Ishmael’s relationship to the novel Moby-Dick represents his transformation from feeling insecure and powerless to confident and in control of his life. When readers first meet Ishmael, he believes that all his problems in life (such as suffering from the fictional Ishmael Leseur’s Syndrome, which makes the sufferer do embarrassing things) can be traced back to Moby-Dick’s author, Herman Melville. It’s Melville’s fault, Ishmael reasons, for writing Moby-Dick, naming his narrator Ishmael, and putting into the world a novel his parents would eventually study in college—and choose to take as inspiration for their son’s name. And his name, Ishmael believes, spurs others to exhibit “disturbing behavior,” as when Dad forces people to listen to the story of how Ishmael got his name, or when Barry Bagsley taunts Ishmael for having a “wussy-crap name.” At this point, Ishmael does everything he can to hide from his name and from his name’s origins. In this way, Moby-Dick is initially associated with Ishmael’s low self-esteem, and his mindset that outside influences (whether a book or other people) dictate who he is.

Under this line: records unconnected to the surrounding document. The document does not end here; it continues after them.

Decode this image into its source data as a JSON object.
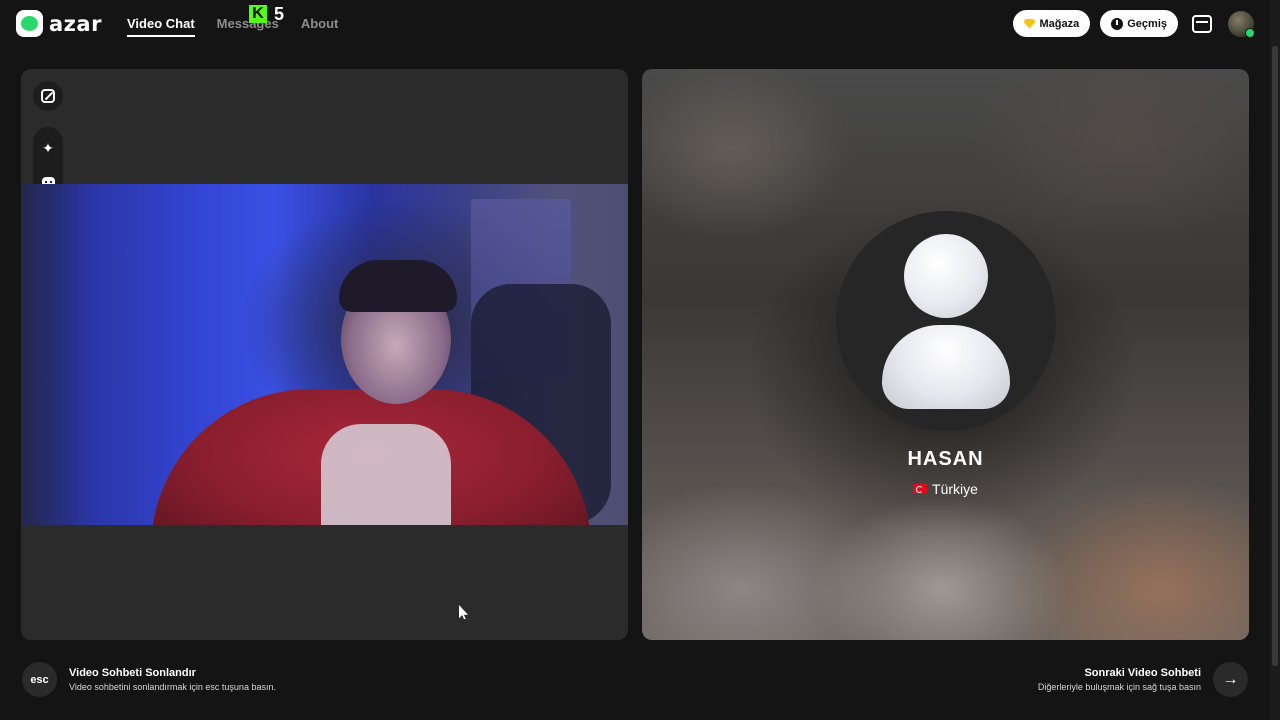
{
  "header": {
    "logo_text": "azar",
    "nav": [
      {
        "label": "Video Chat",
        "active": true
      },
      {
        "label": "Messages",
        "active": false
      },
      {
        "label": "About",
        "active": false
      }
    ],
    "overlay_badge": "K",
    "overlay_number": "5",
    "shop_label": "Mağaza",
    "history_label": "Geçmiş"
  },
  "tools": {
    "expand_icon": "expand-icon",
    "magic_icon": "magic-wand-icon",
    "face_icon": "face-sticker-icon"
  },
  "partner": {
    "name": "HASAN",
    "country": "Türkiye",
    "flag": "turkey-flag-icon"
  },
  "footer": {
    "esc_key": "esc",
    "end_title": "Video Sohbeti Sonlandır",
    "end_sub": "Video sohbetini sonlandırmak için esc tuşuna basın.",
    "next_title": "Sonraki Video Sohbeti",
    "next_sub": "Diğerleriyle buluşmak için sağ tuşa basın"
  },
  "colors": {
    "background": "#141414",
    "panel": "#2b2b2b",
    "brand_green": "#27d86b"
  }
}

But as Ishmael gains confidence through the debating club, he begins to feel less self-conscious about his name. And things really take a turn when Ishmaels crush, Kelly Faulkner, inspires him to actually read Moby-Dick and learn what Melville’s Ishmael is like. To Ishmael’s surprise, he discovers that he’s nothing like the fictional Ishmael—and in fact, he’s a lot more like Captain Ahab, the mad captain seeking the titular whale, Moby-Dick. Reading Moby-Dick thus helps Ishmael realize that his name doesn’t define him, and that he alone gets to decide who he is. Learning about his namesake by reading Moby-Dick, and having Kelly write “Call me Ishmael” (the first line of Moby-Dick) as a way of telling him to call her, give Ishmael newfound confidence, pride, and understanding of himself. Moby-Dick therefore comes to represent Ishmael’s realization that he has the power to shape his identity and his life—and that he isn’t destined for failure and mediocrity.
Moby-Dick Quotes in Don’t Call Me Ishmael
And if it hadn’t been my terrible fate to end up as Ishmael Leseur, then none of the disasters of my life would have happened and today I would be a happy normal teenager, like everyone else my age.

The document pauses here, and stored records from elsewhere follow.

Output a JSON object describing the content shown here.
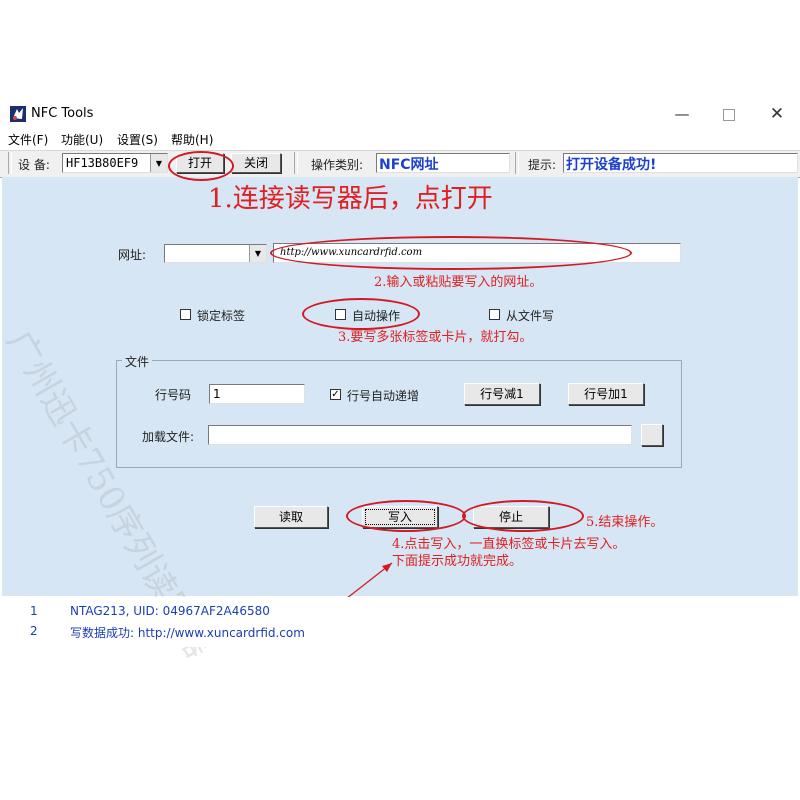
{
  "window": {
    "title": "NFC Tools"
  },
  "menu": [
    "文件(F)",
    "功能(U)",
    "设置(S)",
    "帮助(H)"
  ],
  "toolbar": {
    "device_label": "设  备:",
    "device_value": "HF13B80EF9",
    "open_label": "打开",
    "close_label": "关闭",
    "op_type_label": "操作类别:",
    "op_type_value": "NFC网址",
    "hint_label": "提示:",
    "hint_value": "打开设备成功!"
  },
  "form": {
    "url_label": "网址:",
    "url_value": "http://www.xuncardrfid.com",
    "lock_label": "锁定标签",
    "auto_label": "自动操作",
    "from_file_label": "从文件写",
    "group_title": "文件",
    "line_no_label": "行号码",
    "line_no_value": "1",
    "auto_inc_label": "行号自动递增",
    "auto_inc_checked": true,
    "dec_button": "行号减1",
    "inc_button": "行号加1",
    "load_file_label": "加载文件:",
    "read_button": "读取",
    "write_button": "写入",
    "stop_button": "停止"
  },
  "annotations": {
    "a1": "1.连接读写器后，点打开",
    "a2": "2.输入或粘贴要写入的网址。",
    "a3": "3.要写多张标签或卡片，就打勾。",
    "a4_line1": "4.点击写入，一直换标签或卡片去写入。",
    "a4_line2": "下面提示成功就完成。",
    "a5": "5.结束操作。",
    "color": "#e02020"
  },
  "watermark": "广州迅卡750序列读写器",
  "log": [
    {
      "index": "1",
      "text": "NTAG213, UID: 04967AF2A46580"
    },
    {
      "index": "2",
      "text": "写数据成功: http://www.xuncardrfid.com"
    }
  ]
}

“Ishmael? What kind of a wussy-crap name is that?”
What could I say? Up to this point in my life I hadn’t even known it was a wussy-crap name. No one had warned me that I had a wussy-crap name. Why would my parents give me a wussy-crap name in the first place? Was Herman Melville aware it was a wussy-crap name?
“What’s he like?”
“My father?”
“No—Ishmael—the person you’re named after.”
“Oh yeah, right,” I said, feeling like a dork.
“Well?”
“What…oh…I don’t know what he’s like. I’ve never read it.”

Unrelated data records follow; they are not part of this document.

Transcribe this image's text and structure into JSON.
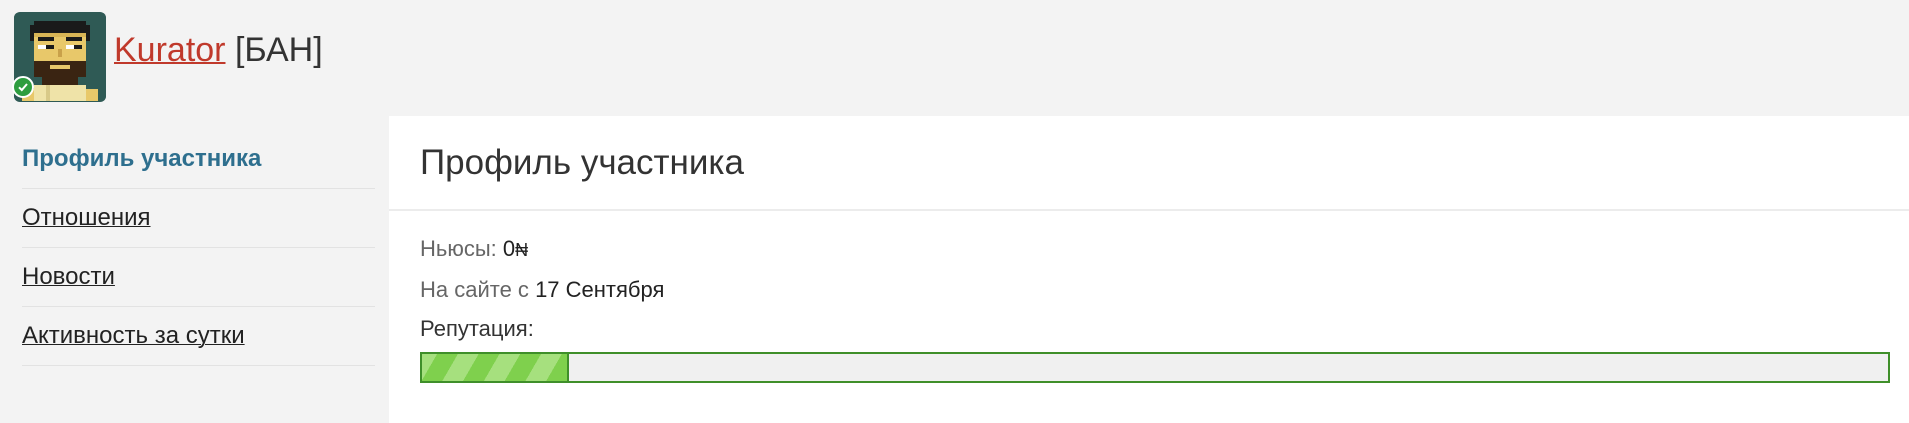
{
  "user": {
    "name": "Kurator",
    "ban_tag": "[БАН]"
  },
  "sidebar": {
    "items": [
      {
        "label": "Профиль участника",
        "active": true
      },
      {
        "label": "Отношения",
        "active": false
      },
      {
        "label": "Новости",
        "active": false
      },
      {
        "label": "Активность за сутки",
        "active": false
      }
    ]
  },
  "main": {
    "title": "Профиль участника",
    "newsy_label": "Ньюсы:",
    "newsy_value": "0",
    "newsy_currency": "₦",
    "since_label": "На сайте с",
    "since_value": "17 Сентября",
    "reputation_label": "Репутация:",
    "reputation_fraction": 0.1
  },
  "colors": {
    "link": "#c0392b",
    "active_nav": "#2e6f8e",
    "rep_green": "#7fd04d",
    "rep_border": "#3f8f2a"
  },
  "icons": {
    "avatar": "pixel-art-avatar",
    "online": "check-circle-icon"
  }
}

“Really? You haven’t read it? How come? If I was named after someone in a book, I’d definitely want to read it to find out what they were like. You know, see if I was like them.”
The second thing I decided to do was ask Dad if I could borrow his copy of Moby-Dick. “Aaarrgh, me hearty,” he said, rolling his eyes crazily, “ye be seeking the white whale!”
I wasn’t, though. I be seeking Ishmael.
But there was someone else onboard the Pequod who I could relate to. Maybe I hadn’t lost my leg to a great white whale like he had, but I understood what it was like to have a part of yourself torn away, and I also knew how much you could grow to hate whoever or whatever it was that had taken that part from you. I knew all about that, because every time Barry Bagsley taunted me and ground my name into the dirt, and every time he paid out on Bill Kingsley and I did nothing, it felt like there was much more of me missing than just a limb. But was I really like Ahab? Did I crave revenge like him? Would I really like to hunt down Barry Bagsley and harpoon him and make him suffer for what he had done?
You bet.
But do you want to know the really weird thing? Well, I’ll tell you. The really weird thing was that as I lay there with only the raspy sound of my breathing filling my ears and with the spongy grass of St. Daniel’s playing fields buoying me up, I could have sworn that I was floating and bobbing on the surface of a vast green ocean. Remind you of anyone?
Go on—call me Ishmael if you like.
After all, as the Big Z would say, I’m da man!